Llevo años quejándome del uso erróneo que muchos políticos y periodistas –y, por su culpa, también ya muchísimos castellanohablantes– hacen del verbo «cesar». Dicen (o escriben): «Fulano ha sido cesado». Lo que quieren decir es que ha sido destituido. «Cesar» es un verbo intransitivo. Nadie te puede cesar, como nadie te puede nacer (parir es otra cosa), como nadie te puede crecer, como nadie te puede suicidar (disfrazar un asesinato de suicidio también es otra cosa). Uno cesa en su actividad, por deseo propio o por fuerza mayor, y el hecho empieza y acaba en uno mismo, que es el tipo de sucesos que describen los verbos intransitivos. Por contra, a uno lo pueden destituir. Ahí lo ocurrido también termina en uno, pero empieza en otro, como saben de sobra todos los destituidos.
Mi enfado con el uso incorrecto que políticos y periodistas hacen del verbo «cesar» es doble. Me molesta que lo empleen mal, pero me molesta todavía más que lo hagan a sabiendas de que lo hacen, porque no creo que para estas alturas quede alguno que no haya sido reconvenido alguna vez por ello.
De todos modos, se trata del uso erróneo de un verbo, sin más.

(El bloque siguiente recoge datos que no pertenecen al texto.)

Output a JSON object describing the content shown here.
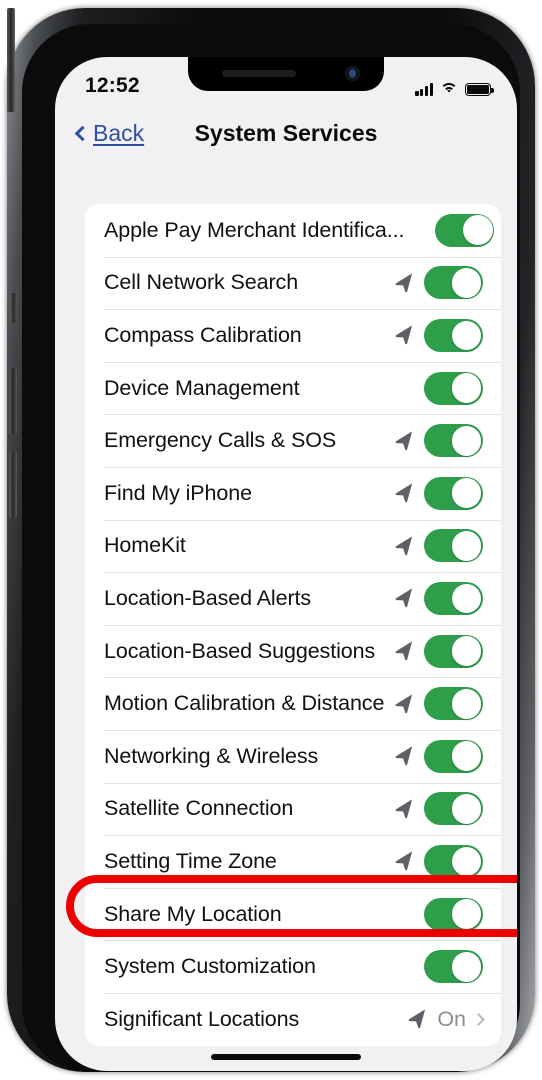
{
  "status_bar": {
    "time": "12:52",
    "signal_icon": "cellular-bars-icon",
    "wifi_icon": "wifi-icon",
    "battery_icon": "battery-icon"
  },
  "nav": {
    "back_label": "Back",
    "back_icon": "chevron-left-icon",
    "title": "System Services"
  },
  "colors": {
    "toggle_on": "#2e9e4a",
    "link": "#2f4fa2",
    "annotation": "#ee0000"
  },
  "rows": [
    {
      "label": "Apple Pay Merchant Identifica...",
      "arrow": false,
      "control": "toggle",
      "on": true
    },
    {
      "label": "Cell Network Search",
      "arrow": true,
      "control": "toggle",
      "on": true
    },
    {
      "label": "Compass Calibration",
      "arrow": true,
      "control": "toggle",
      "on": true
    },
    {
      "label": "Device Management",
      "arrow": false,
      "control": "toggle",
      "on": true
    },
    {
      "label": "Emergency Calls & SOS",
      "arrow": true,
      "control": "toggle",
      "on": true
    },
    {
      "label": "Find My iPhone",
      "arrow": true,
      "control": "toggle",
      "on": true
    },
    {
      "label": "HomeKit",
      "arrow": true,
      "control": "toggle",
      "on": true
    },
    {
      "label": "Location-Based Alerts",
      "arrow": true,
      "control": "toggle",
      "on": true
    },
    {
      "label": "Location-Based Suggestions",
      "arrow": true,
      "control": "toggle",
      "on": true
    },
    {
      "label": "Motion Calibration & Distance",
      "arrow": true,
      "control": "toggle",
      "on": true
    },
    {
      "label": "Networking & Wireless",
      "arrow": true,
      "control": "toggle",
      "on": true
    },
    {
      "label": "Satellite Connection",
      "arrow": true,
      "control": "toggle",
      "on": true
    },
    {
      "label": "Setting Time Zone",
      "arrow": true,
      "control": "toggle",
      "on": true,
      "highlighted": true
    },
    {
      "label": "Share My Location",
      "arrow": false,
      "control": "toggle",
      "on": true
    },
    {
      "label": "System Customization",
      "arrow": false,
      "control": "toggle",
      "on": true
    },
    {
      "label": "Significant Locations",
      "arrow": true,
      "control": "disclosure",
      "value": "On"
    }
  ]
}
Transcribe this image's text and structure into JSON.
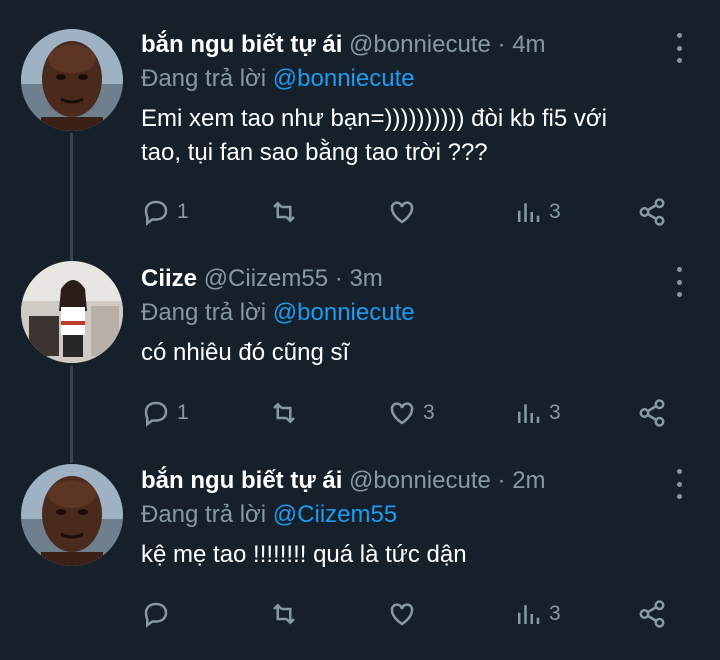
{
  "colors": {
    "background": "#15202b",
    "secondary_text": "#8899a6",
    "mention": "#1d9bf0",
    "thread_line": "#38444d"
  },
  "tweets": [
    {
      "display_name": "bắn ngu biết tự ái",
      "handle": "@bonniecute",
      "dot": "·",
      "time": "4m",
      "reply_prefix": "Đang trả lời",
      "reply_to": "@bonniecute",
      "text_line1": "Emi xem tao như bạn=)))))))))) đòi kb fi5 với",
      "text_line2": "tao, tụi fan sao bằng tao trời ???",
      "replies": "1",
      "retweets": "",
      "likes": "",
      "views": "3",
      "avatar": "avatar-bald-man"
    },
    {
      "display_name": "Ciize",
      "handle": "@Ciizem55",
      "dot": "·",
      "time": "3m",
      "reply_prefix": "Đang trả lời",
      "reply_to": "@bonniecute",
      "text_line1": "có nhiêu đó cũng sĩ",
      "text_line2": "",
      "replies": "1",
      "retweets": "",
      "likes": "3",
      "views": "3",
      "avatar": "avatar-girl"
    },
    {
      "display_name": "bắn ngu biết tự ái",
      "handle": "@bonniecute",
      "dot": "·",
      "time": "2m",
      "reply_prefix": "Đang trả lời",
      "reply_to": "@Ciizem55",
      "text_line1": "kệ mẹ tao !!!!!!!! quá là tức dận",
      "text_line2": "",
      "replies": "",
      "retweets": "",
      "likes": "",
      "views": "3",
      "avatar": "avatar-bald-man"
    }
  ]
}
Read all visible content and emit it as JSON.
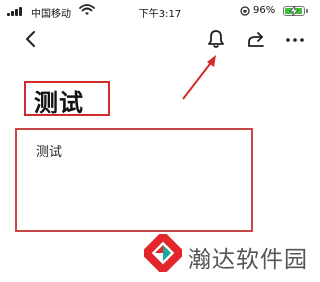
{
  "status_bar": {
    "carrier": "中国移动",
    "time": "下午3:17",
    "battery_percent": "96%",
    "battery_level": 0.96,
    "battery_color": "#3cc13b",
    "icons": [
      "signal-icon",
      "wifi-icon",
      "orientation-lock-icon",
      "battery-icon",
      "charging-bolt-icon"
    ]
  },
  "toolbar": {
    "icons": [
      "back-chevron-icon",
      "bell-icon",
      "share-icon",
      "more-icon"
    ]
  },
  "note": {
    "title": "测试",
    "body": "测试"
  },
  "annotation": {
    "color": "#d22b2b"
  },
  "watermark": {
    "text": "瀚达软件园",
    "logo_colors": [
      "#e2262b",
      "#1aa89a"
    ]
  }
}
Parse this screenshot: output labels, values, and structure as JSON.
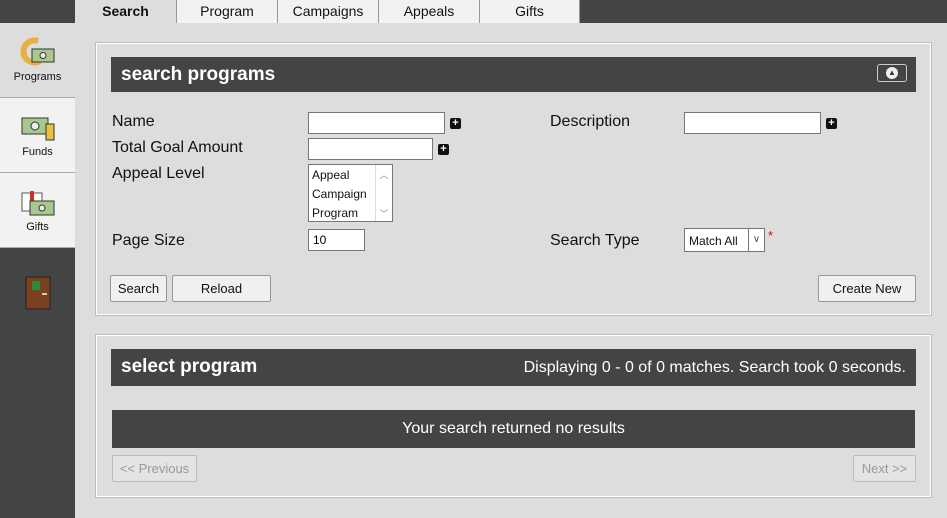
{
  "tabs": [
    "Search",
    "Program",
    "Campaigns",
    "Appeals",
    "Gifts"
  ],
  "sidebar": {
    "items": [
      {
        "label": "Programs",
        "icon": "programs-icon"
      },
      {
        "label": "Funds",
        "icon": "funds-icon"
      },
      {
        "label": "Gifts",
        "icon": "gifts-icon"
      }
    ],
    "exit_icon": "exit-door-icon"
  },
  "search_panel": {
    "title": "search programs",
    "collapse_icon": "collapse-up-icon",
    "fields": {
      "name": "Name",
      "total_goal": "Total Goal Amount",
      "appeal_level": "Appeal Level",
      "page_size": "Page Size",
      "description": "Description",
      "search_type": "Search Type"
    },
    "values": {
      "name": "",
      "total_goal": "",
      "description": "",
      "page_size": "10",
      "search_type": "Match All"
    },
    "appeal_level_options": [
      "Appeal",
      "Campaign",
      "Program"
    ],
    "required_mark": "*",
    "buttons": {
      "search": "Search",
      "reload": "Reload",
      "create_new": "Create New"
    }
  },
  "results_panel": {
    "title": "select program",
    "status": "Displaying 0 - 0 of 0 matches. Search took 0 seconds.",
    "empty": "Your search returned no results",
    "prev": "<< Previous",
    "next": "Next >>"
  }
}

Más enjundia –y hasta más gracia, si bien se mira– es el uso que se hace en España del verbo «dimitir». Leí ayer: «Luis Aragonés presentó su dimisión, pero la Federación Española de Fútbol no se la aceptó». ¡Ésa sí que es buena! Confunden «dimitir» con «poner el cargo a disposición». Dimitir es algo que no depende de que otros lo acepten o lo rechacen. El que decide dimitir de un puesto, o de un empleo, o de lo que sea, comunica su decisión, recoge sus bártulos y se va. No hay nada que discutir. Nadie tiene por qué darle ningún visto bueno. Tal vez pueda haber cláusulas contractuales que le obliguen a permanecer desempeñando sus funciones durante unos días, o puede que él mismo conceda ese plazo por delicadeza, para facilitar la transición; pero, transcurrido ese plazo, se marcha, y no hay más que hablar. Eso es dimitir. Otra cosa es ver que las cosas se te hayan puesto mal, que haya gente que te critique y que, ante la duda de que quienes te nombraron sigan confiando en tu trabajo, pongas tu cargo a su disposición, o sea, les digas: «Oye, que si lo crees conveniente, me voy, y todos tan amigos».
Aquí el asunto ya no es meramente semántico. La «dimisión», en este último sentido, es más bien el gesto grandilocuente de alguien que quiere presentarse como muy digno y orgulloso, pero que en realidad sólo busca mejorar su posición.
Como empleado que he sido de diversas empresas, no han sido pocos los compañeros de trabajo que han venido a contarme que estaban hartos y que habían decidido presentar su dimisión. Tras adquirir algo de experiencia en la materia en mis primeros años de currante por cuenta ajena, les solía aconsejar lo mismo, y no sin cierta sorna: «Si presentas la dimisión, estate preparado, porque pueden aceptártela». En realidad no querían dimitir: amenazaban, sin más. Algunos lograron mejoras profesionales por esa vía, pero no faltaron los que vieron cumplirse mis presagios y se encontraron en la calle.
Yo sólo he dimitido una vez en la vida –de mi puesto en la revista del Instituto Social de la Marina, en 1987–, pero no lo hice para que me subieran el suelo ni nada semejante, sino para dimitir, sin más. Para irme. Y me fui, cosa de la que nunca me alegraré lo suficiente, porque a partir de entonces todo empezó a irme mucho mejor (salvo la edad, claro).
En el caso de Luis Aragonés, supongo que habrá de tenerse también en cuenta el personal que lo rodea en la Federación Española de Fútbol. «El contexto», que se dice ahora. Imagino que tendrán en ese antro una especie de pacto de sangre para que nadie abra la espita de las dimisiones. Porque, ¿cómo dar por buenas unas y obviar las otras?